The Difference Between “Secure” and “Safe” Is Bigger Than You Might Think

Most of the time, the terms “secure” and “safe” can be used interchangeably. You’re never going to get hung up on whether a bank tells you’re your money is “secure” or “safe” within its vault. But when it comes to your personal information on the internet, understanding the distinction between those two words can mean the difference between effectively protecting yourself and having your identity compromised.

Mozilla Firefox v70 has just been released, and one of the more significant new features that the developers have highlighted is the addition of a warning page to make users aware when a website is not secure. Ostensibly to help users better protect themselves, Firefox is following in Google Chrome’s footsteps: if you use Chrome as your primary browser, you’ve probably seen the “not secure” warning that pops up when you visit an unsecured website.

So, what does that mean, exactly? Well, the current version of Chrome’s warning reads, “Your connection to this site is not secure. You should not enter any sensitive information on this site (for example, passwords or credit cards) because it could be stolen by attackers.” This is a pretty straightforward warning, and it highlights a few of the more popular tracks on the Scammers Greatest Hits album—namely, stealing passwords and financial information. People should be aware that scammers might try to acquire this type of information, and hopefully, warnings like this will make users more mindful.

But the truth is, that warning doesn’t paint a clear picture of what it actually means for a site to be “secure” or “not secure.” If you’re the product manager for a browser, you certainly understand that “secure” doesn’t mean much more than (for example) “information on this site is encrypted using TLS v1.2 or higher.” But the average consumer doesn’t know that—the average consumer believes that “secure” means “safe,” and a warning page that pops up only when a user visits a site not properly secured by an SSL certificate runs the risk of giving them false confidence when they visit a potentially dangerous site that does use encryption.

“Secure” websites are NOT necessarily safe. Secure means nothing more than that a website is encrypted, and any information you enter into that website, whether it’s your personal account information, credit card info, your mother’s maiden name, or the street you grew up on, can’t be intercepted by anyone other than the intended recipient. But phishing sites are capable of using SSL certificates to “secure” their sites—in fact, nearly half of phishing sites now use SSL certificates. Even the FBI has taken notice of this, issuing a warning to internet users that just because a website says it is “secure” does not mean that it is safe to provide that site with your personal information. Look at it this way: the information you enter might not be able to be intercepted, but if the intended recipient is already a phisher, then it doesn’t really matter—your information is already headed into the wrong hands.

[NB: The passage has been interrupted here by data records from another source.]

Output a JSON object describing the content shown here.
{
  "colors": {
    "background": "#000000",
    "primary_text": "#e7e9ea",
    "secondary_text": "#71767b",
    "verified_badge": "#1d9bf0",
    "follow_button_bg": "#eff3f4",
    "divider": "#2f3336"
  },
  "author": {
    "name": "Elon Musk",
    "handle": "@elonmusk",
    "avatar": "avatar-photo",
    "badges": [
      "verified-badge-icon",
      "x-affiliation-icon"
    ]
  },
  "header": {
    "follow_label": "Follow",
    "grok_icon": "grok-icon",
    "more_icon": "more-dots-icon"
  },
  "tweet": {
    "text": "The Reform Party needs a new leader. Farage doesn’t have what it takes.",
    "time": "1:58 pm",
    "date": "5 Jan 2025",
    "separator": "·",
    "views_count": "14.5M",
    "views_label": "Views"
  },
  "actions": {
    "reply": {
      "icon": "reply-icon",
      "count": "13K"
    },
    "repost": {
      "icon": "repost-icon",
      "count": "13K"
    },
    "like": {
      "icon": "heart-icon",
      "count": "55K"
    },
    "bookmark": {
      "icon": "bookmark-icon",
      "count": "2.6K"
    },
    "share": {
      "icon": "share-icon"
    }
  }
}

Falling for a scam like this can be surprisingly easy: you might get an email claiming to be from your bank and unwittingly click through to a very convincing facsimile of the bank’s real website. Unless you check the URL after clicking, you might not realize that the site you have been sent to is NOT “[bank].com” but “[bank].scammer.com” (or something along those lines). In fact, “[bank].scammer.com” might even have an SSL certificate telling you the site is secure. But that certificate doesn’t make it any safer to type in your password or bank account information.

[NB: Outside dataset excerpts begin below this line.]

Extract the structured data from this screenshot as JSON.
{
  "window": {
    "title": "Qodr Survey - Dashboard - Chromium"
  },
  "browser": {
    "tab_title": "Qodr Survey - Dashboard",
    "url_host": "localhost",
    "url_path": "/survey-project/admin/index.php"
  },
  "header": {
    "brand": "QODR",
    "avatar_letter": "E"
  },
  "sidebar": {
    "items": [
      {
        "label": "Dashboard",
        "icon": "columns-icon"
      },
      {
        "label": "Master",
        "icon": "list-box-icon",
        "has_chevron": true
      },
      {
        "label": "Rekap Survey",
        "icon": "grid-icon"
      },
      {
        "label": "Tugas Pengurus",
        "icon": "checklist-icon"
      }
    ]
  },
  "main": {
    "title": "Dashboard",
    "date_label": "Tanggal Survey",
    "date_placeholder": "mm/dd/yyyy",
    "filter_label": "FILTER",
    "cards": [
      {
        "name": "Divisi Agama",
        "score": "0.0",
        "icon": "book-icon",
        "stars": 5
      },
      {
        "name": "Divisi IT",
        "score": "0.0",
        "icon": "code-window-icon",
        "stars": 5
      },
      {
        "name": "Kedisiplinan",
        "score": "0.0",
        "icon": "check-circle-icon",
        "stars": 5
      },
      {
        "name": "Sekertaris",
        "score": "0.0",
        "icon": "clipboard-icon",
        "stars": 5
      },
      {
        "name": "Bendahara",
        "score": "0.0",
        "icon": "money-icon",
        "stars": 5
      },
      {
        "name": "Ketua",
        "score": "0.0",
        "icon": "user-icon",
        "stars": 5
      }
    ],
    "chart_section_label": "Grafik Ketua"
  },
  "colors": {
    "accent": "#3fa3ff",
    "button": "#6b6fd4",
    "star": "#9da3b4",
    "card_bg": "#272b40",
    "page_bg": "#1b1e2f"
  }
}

Depending on which browser you use, Extended Validation (EV) SSL certificates try to address this problem—in Safari, for example, you’ll see the address bar change color to green if the EV certificate has verified that the site is who it is claiming to be through a reputable certificate authority (think of it almost like a Twitter checkmark). Unfortunately, user understanding of these EV certificates has evidently not developed quickly enough for Google or Mozilla, as both Chrome and Firefox have moved away from the green address bar and other EV indicators.

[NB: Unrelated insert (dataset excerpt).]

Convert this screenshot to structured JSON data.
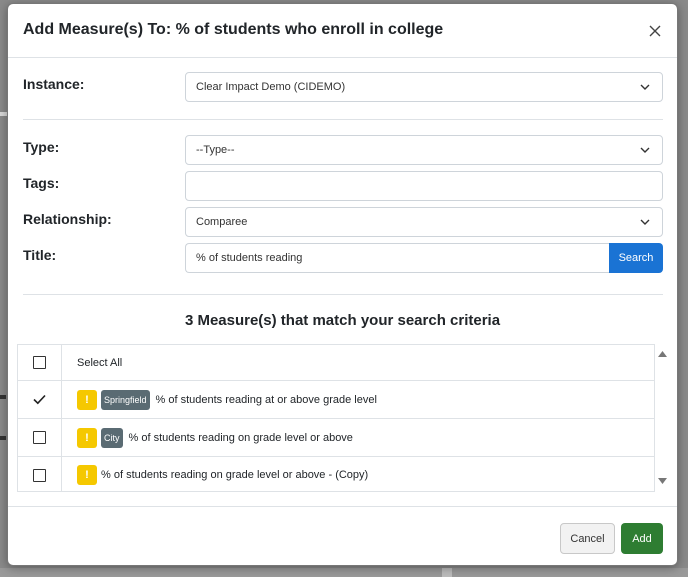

While this does remove an indicator for savvy users to look for, the situation remains much the same as it always was: internet users need to be vigilant, ensuring that they double-check both the safety AND security of a website before inputting personal information. Be aware of phishing tactics. Keep an eye on URLs. And be aware that if you see a “not secure” warning on Chrome or Firefox, your information is still potentially at risk. Even as phishers and other types of scammers become more sophisticated in their approaches, users can protect themselves by familiarizing themselves with the threat landscape and working hard to stay both secure and safe.